Figure 2.54: Histogram for Gross Profit through Seaborn

However, the actual power of seaborn comes with using it for advanced features such as the PairPlot API.

Note

You can have a look at some of the things you can do directly with seaborn at https://elitedatascience.com/python-seaborn-tutorial.

Visualization with Matplotlib

Python's default visualization library is Matplotlib. Originally developed to bring visualization capabilities from the MATLAB academic tool into open source Python, Matplotlib provides low-level additional features that can be added to plots made from any other visualization library, because all of them—the ones used in pandas and seaborn—are built on top of it.

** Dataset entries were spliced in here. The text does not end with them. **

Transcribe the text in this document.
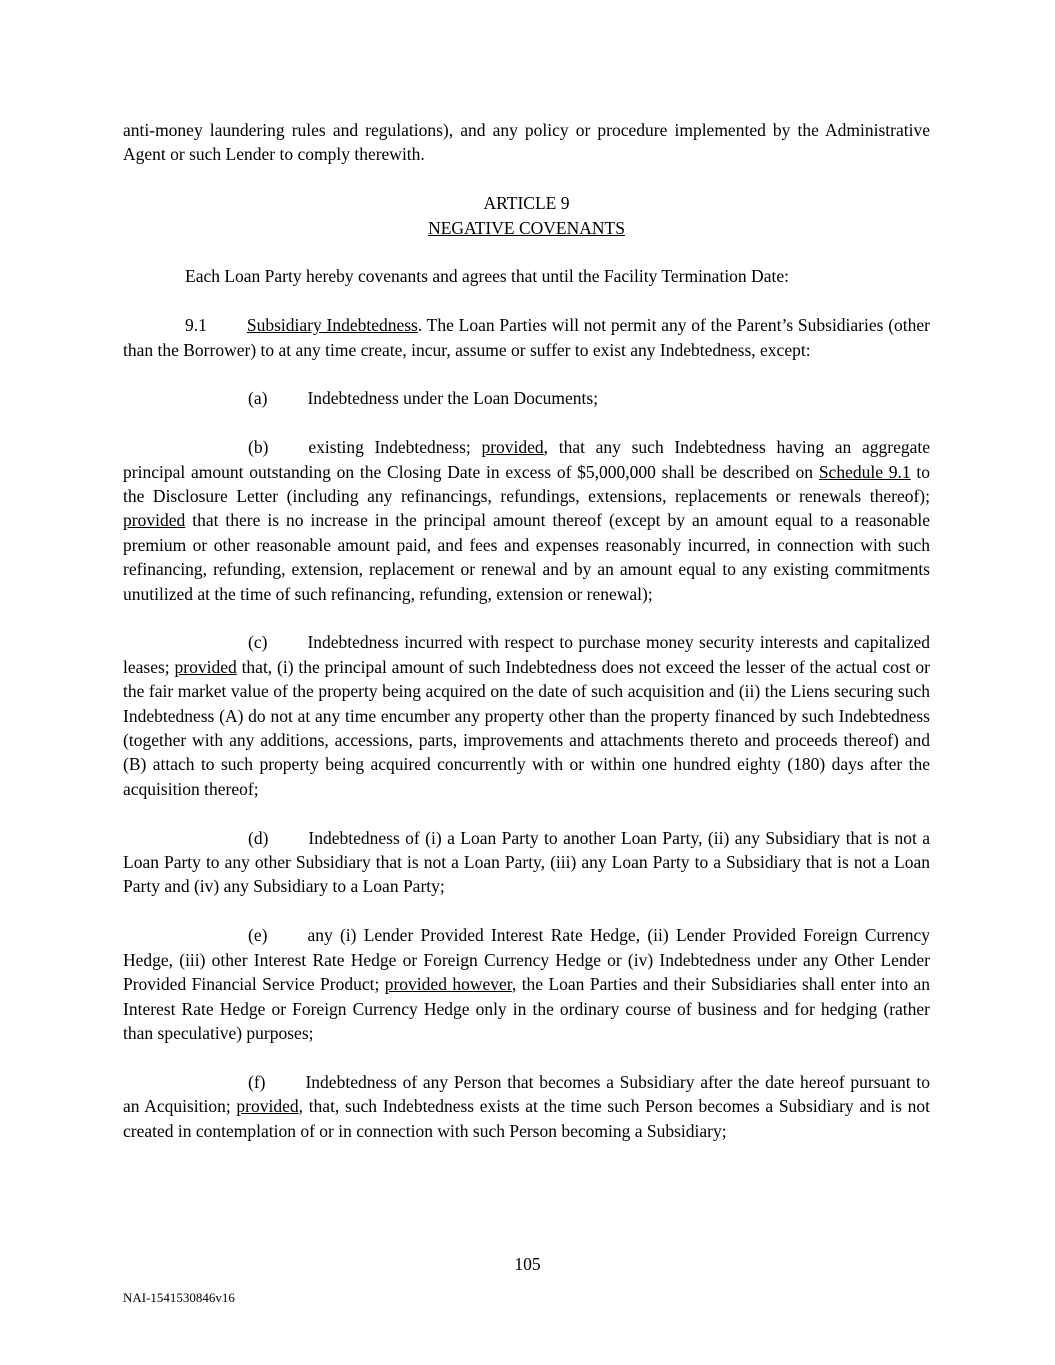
anti-money laundering rules and regulations), and any policy or procedure implemented by the Administrative Agent or such Lender to comply therewith.

ARTICLE 9
NEGATIVE COVENANTS

Each Loan Party hereby covenants and agrees that until the Facility Termination Date:

9.1 Subsidiary Indebtedness. The Loan Parties will not permit any of the Parent’s Subsidiaries (other than the Borrower) to at any time create, incur, assume or suffer to exist any Indebtedness, except:

(a) Indebtedness under the Loan Documents;

(b) existing Indebtedness; provided, that any such Indebtedness having an aggregate principal amount outstanding on the Closing Date in excess of $5,000,000 shall be described on Schedule 9.1 to the Disclosure Letter (including any refinancings, refundings, extensions, replacements or renewals thereof); provided that there is no increase in the principal amount thereof (except by an amount equal to a reasonable premium or other reasonable amount paid, and fees and expenses reasonably incurred, in connection with such refinancing, refunding, extension, replacement or renewal and by an amount equal to any existing commitments unutilized at the time of such refinancing, refunding, extension or renewal);

(c) Indebtedness incurred with respect to purchase money security interests and capitalized leases; provided that, (i) the principal amount of such Indebtedness does not exceed the lesser of the actual cost or the fair market value of the property being acquired on the date of such acquisition and (ii) the Liens securing such Indebtedness (A) do not at any time encumber any property other than the property financed by such Indebtedness (together with any additions, accessions, parts, improvements and attachments thereto and proceeds thereof) and (B) attach to such property being acquired concurrently with or within one hundred eighty (180) days after the acquisition thereof;

(d) Indebtedness of (i) a Loan Party to another Loan Party, (ii) any Subsidiary that is not a Loan Party to any other Subsidiary that is not a Loan Party, (iii) any Loan Party to a Subsidiary that is not a Loan Party and (iv) any Subsidiary to a Loan Party;

(e) any (i) Lender Provided Interest Rate Hedge, (ii) Lender Provided Foreign Currency Hedge, (iii) other Interest Rate Hedge or Foreign Currency Hedge or (iv) Indebtedness under any Other Lender Provided Financial Service Product; provided however, the Loan Parties and their Subsidiaries shall enter into an Interest Rate Hedge or Foreign Currency Hedge only in the ordinary course of business and for hedging (rather than speculative) purposes;

(f) Indebtedness of any Person that becomes a Subsidiary after the date hereof pursuant to an Acquisition; provided, that, such Indebtedness exists at the time such Person becomes a Subsidiary and is not created in contemplation of or in connection with such Person becoming a Subsidiary;

105
NAI-1541530846v16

To start using Matplotlib, we first import the matplotlib.pyplot object as plt. This plt object becomes the basis for generating figures in Matplotlib. Every time we want to change the plot we want to look at, we use classes defined on this plt object and modify them for more, and better, data analysis.

Note

You can have a look at some of the things you can do directly with Matplotlib at https://matplotlib.org/api/_as_gen/matplotlib.pyplot.html.

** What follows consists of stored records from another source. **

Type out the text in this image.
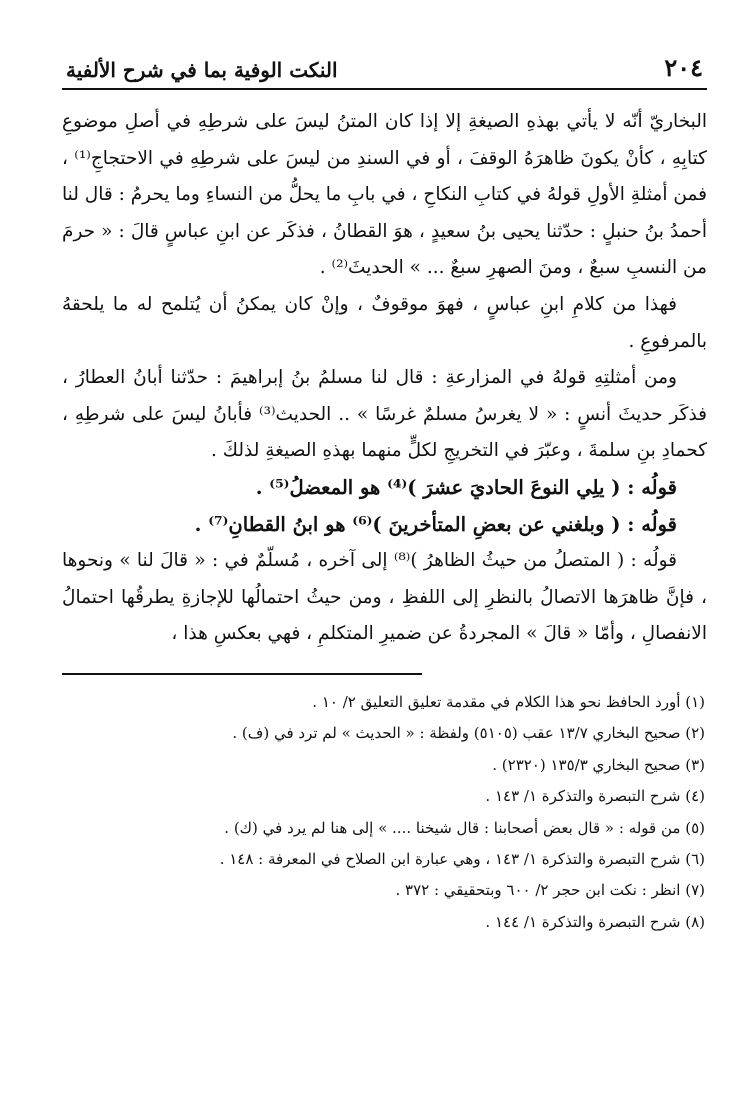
٢٠٤
النكت الوفية بما في شرح الألفية

البخاريّ أنّه لا يأتي بهذهِ الصيغةِ إلا إذا كان المتنُ ليسَ على شرطِهِ في أصلِ موضوعِ كتابِهِ ، كأنْ يكونَ ظاهرَهُ الوقفَ ، أو في السندِ من ليسَ على شرطِهِ في الاحتجاجِ⁽¹⁾ ، فمن أمثلةِ الأولِ قولهُ في كتابِ النكاحِ ، في بابِ ما يحلُّ من النساءِ وما يحرمُ : قال لنا أحمدُ بنُ حنبلٍ : حدّثنا يحيى بنُ سعيدٍ ، هوَ القطانُ ، فذكَر عن ابنِ عباسٍ قالَ : « حرمَ من النسبِ سبعٌ ، ومنَ الصهرِ سبعٌ ... » الحديثَ⁽²⁾ .

فهذا من كلامِ ابنِ عباسٍ ، فهوَ موقوفٌ ، وإنْ كان يمكنُ أن يُتلمح له ما يلحقهُ بالمرفوعِ .

ومن أمثلتِهِ قولهُ في المزارعةِ : قال لنا مسلمُ بنُ إبراهيمَ : حدّثنا أبانُ العطارُ ، فذكَر حديثَ أنسٍ : « لا يغرسُ مسلمٌ غرسًا » .. الحديث⁽³⁾ فأبانُ ليسَ على شرطِهِ ، كحمادِ بنِ سلمةَ ، وعبّرَ في التخريجِ لكلٍّ منهما بهذهِ الصيغةِ لذلكَ .

قولُه : ( يلِي النوعَ الحاديَ عشرَ )⁽⁴⁾ هو المعضلُ⁽⁵⁾ .

قولُه : ( وبلغني عن بعضِ المتأخرينَ )⁽⁶⁾ هو ابنُ القطانِ⁽⁷⁾ .

قولُه : ( المتصلُ من حيثُ الظاهرُ )⁽⁸⁾ إلى آخره ، مُسلّمٌ في : « قالَ لنا » ونحوها ، فإنَّ ظاهرَها الاتصالُ بالنظرِ إلى اللفظِ ، ومن حيثُ احتمالُها للإجازةِ يطرقُها احتمالُ الانفصالِ ، وأمّا « قالَ » المجردةُ عن ضميرِ المتكلمِ ، فهي بعكسِ هذا ،

(١) أورد الحافظ نحو هذا الكلام في مقدمة تعليق التعليق ٢/ ١٠ .

(٢) صحيح البخاري ١٣/٧ عقب (٥١٠٥) ولفظة : « الحديث » لم ترد في (ف) .

(٣) صحيح البخاري ١٣٥/٣ (٢٣٢٠) .

(٤) شرح التبصرة والتذكرة ١/ ١٤٣ .

(٥) من قوله : « قال بعض أصحابنا : قال شيخنا .... » إلى هنا لم يرد في (ك) .

(٦) شرح التبصرة والتذكرة ١/ ١٤٣ ، وهي عبارة ابن الصلاح في المعرفة : ١٤٨ .

(٧) انظر : نكت ابن حجر ٢/ ٦٠٠ وبتحقيقي : ٣٧٢ .

(٨) شرح التبصرة والتذكرة ١/ ١٤٤ .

The following is an example Matplotlib figure that illustrates the different parts of a plot:

Figure 2.55: Breaking down parts of a Matplotlib plot

Some of the functions we can call on this plt object for these options are as follows:

Figure 2.56: Functions that can be used on plt

Note

A tutorial for Matplotlib is available at https://realpython.com/python-matplotlib-guide/.

Activity 2: Analyzing Advertisements

In this activity, we will wrap up our learning from the chapter and practice exploring the data, generating insights, and creating visualizations. Your company has curated its advertisement views through different mediums and the sales made on the same day in Advertising.csv. Read the file, have a look at the dataset, explore some of the features, analyze the relationships, and visualize some of the insights in the data to get a clearer understanding of it:

  1. Open the Jupyter Notebook and load pandas and the visualization libraries that you will need.
  2. Load the data into a pandas DataFrame named ads and look at the first few rows. Your DataFrame should look as follows:

    Figure 2.57: The first few rows of Advertising.csv

  3. Understand the distribution of the dataset using the describe function and filter out any irrelevant data.
  4. Have a closer look at the spread of the features using the quantile function and generate relevant insights. You will get the following output:

    Figure 2.58: The deciles of ads

  5. Look at the histograms of individual features to understand the values better. You should get the following outputs:

    Figure 2.59: Histogram of the TV feature

    Figure 2.60: Histogram of the newspaper feature

    Figure 2.61: Histogram of the radio feature

    Figure 2.62: Histogram of the sales feature

    Now identify the right attributes for analysis and the KPIs.

  6. Create focused, more specific, insights pertaining to the KPIs and create visualizations to explain relationships in the data. Understand the scope of the data being used and set expectations for further analysis.

    Note

    The solution for this activity can be found on page 329.